Que Choisir Ensemble porte plainte contre Meta, TikTok et Google pour leurs publicités frauduleuses

Que Choisir Ensemble porte plainte contre Meta, TikTok et Google pour leurs publicités frauduleuses

De nombreuses associations européennes, dont Que Choisir Ensemble, ont saisi l'Arcom et la Commission européenne contre TikTok, Meta et Google pour leur promotion d'arnaques au prêt, au crédit et autres placements illégaux.

Les escroqueries financières en ligne sont un véritable fléau. Depuis plusieurs années, nous assistons à la multiplication des arnaques liées aux investissements frauduleux, notamment dans les cryptomonnaies, le trading ou les faux livrets d'épargne. Ces publicités mensongères promettent ainsi de gagner d'énormes sommes d'argent grâce à d'habiles placements ou d'obtenir des crédits allant jusqu'à 200 000 euros en moins de 24 heures. Pour ce faire, les victimes sont fortement encouragées à verser de l'argent, généralement en commençant par de petites sommes avant d'être poussées à dépenser de plus en plus.

En 2024, les fraudes aux paiements ont coûté un total de 4,2 milliards d'euros aux consommateurs européens. C'est en tout cas ce que révèle l'enquête publiée jeudi 21 mai par le Bureau européen des unions de consommateurs (BEUC). Cette association, qui regroupe de nombreuses ONG de défense des particuliers européennes, dont Que Choisir Ensemble (anciennement UFC-Que Choisir), accuse Meta (Facebook et Instagram), Google (YouTube) et ByteDance (TikTok) de ne pas modérer assez les publicités pour des prêts, des crédits ou des placements financiers frauduleux sur leurs plateformes.

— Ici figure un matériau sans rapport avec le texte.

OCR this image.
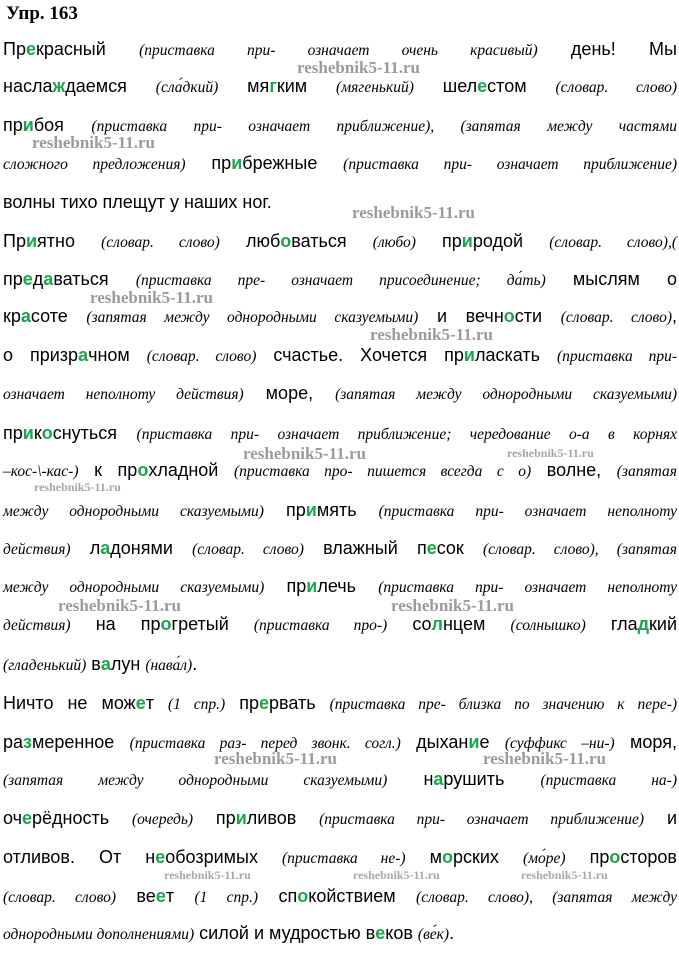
Упр. 163
Прекрасный (приставка при- означает очень красивый) день! Мы
наслаждаемся (сла́дкий) мягким (мягенький) шелестом (словар. слово)
прибоя (приставка при- означает приближение), (запятая между частями
сложного предложения) прибрежные (приставка при- означает приближение)
волны тихо плещут у наших ног.
Приятно (словар. слово) любоваться (любо) природой (словар. слово),(
предаваться (приставка пре- означает присоединение; да́ть) мыслям о
красоте (запятая между однородными сказуемыми) и вечности (словар. слово),
о призрачном (словар. слово) счастье. Хочется приласкать (приставка при-
означает неполноту действия) море, (запятая между однородными сказуемыми)
прикоснуться (приставка при- означает приближение; чередование о-а в корнях
–кос-\-кас-) к прохладной (приставка про- пишется всегда с о) волне, (запятая
между однородными сказуемыми) примять (приставка при- означает неполноту
действия) ладонями (словар. слово) влажный песок (словар. слово), (запятая
между однородными сказуемыми) прилечь (приставка при- означает неполноту
действия) на прогретый (приставка про-) солнцем (солнышко) гладкий
(гладенький) валун (нава́л).
Ничто не может (1 спр.) прервать (приставка пре- близка по значению к пере-)
размеренное (приставка раз- перед звонк. согл.) дыхание (суффикс –ни-) моря,
(запятая между однородными сказуемыми) нарушить (приставка на-)
очерёдность (очередь) приливов (приставка при- означает приближение) и
отливов. От необозримых (приставка не-) морских (мо́ре) просторов
(словар. слово) веет (1 спр.) спокойствием (словар. слово), (запятая между
однородными дополнениями) силой и мудростью веков (ве́к).
reshebnik5-11.ru
reshebnik5-11.ru
reshebnik5-11.ru
reshebnik5-11.ru
reshebnik5-11.ru
reshebnik5-11.ru	reshebnik5-11.ru
reshebnik5-11.ru
reshebnik5-11.ru	reshebnik5-11.ru
reshebnik5-11.ru	reshebnik5-11.ru
reshebnik5-11.ru	reshebnik5-11.ru	reshebnik5-11.ru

Par conséquent, Que Choisir Ensemble a annoncé dans un communiqué saisir l'Autorité de Régulation de la Communication Audiovisuelle et Numérique (Arcom) et la Commission européenne aux côtés de la BEUC et de trente autres organisations de consommateurs européennes, afin d'obliger les plateformes à réellement lutter contre ces publicités frauduleuses, comme l'exige normalement le Digital Services Act (DSA).

© Que Choisir Ensemble

Plainte de Que Choisir Ensemble : des signalements de publicités frauduleuses qui n'aboutissent pas assez

Selon les associations, les plateformes ne respectent pas pleinement leurs obligations en matière de lutte contre les contenus illicites et de protection des consommateurs. Alors que la réglementation européenne leur impose "d'assurer la transparence sur les publicités et les annonceurs" et de "mettre en place des mécanismes de signalement efficaces des contenus illicites et de les retirer", Meta, TikTok et Google "échouent sur plusieurs fronts".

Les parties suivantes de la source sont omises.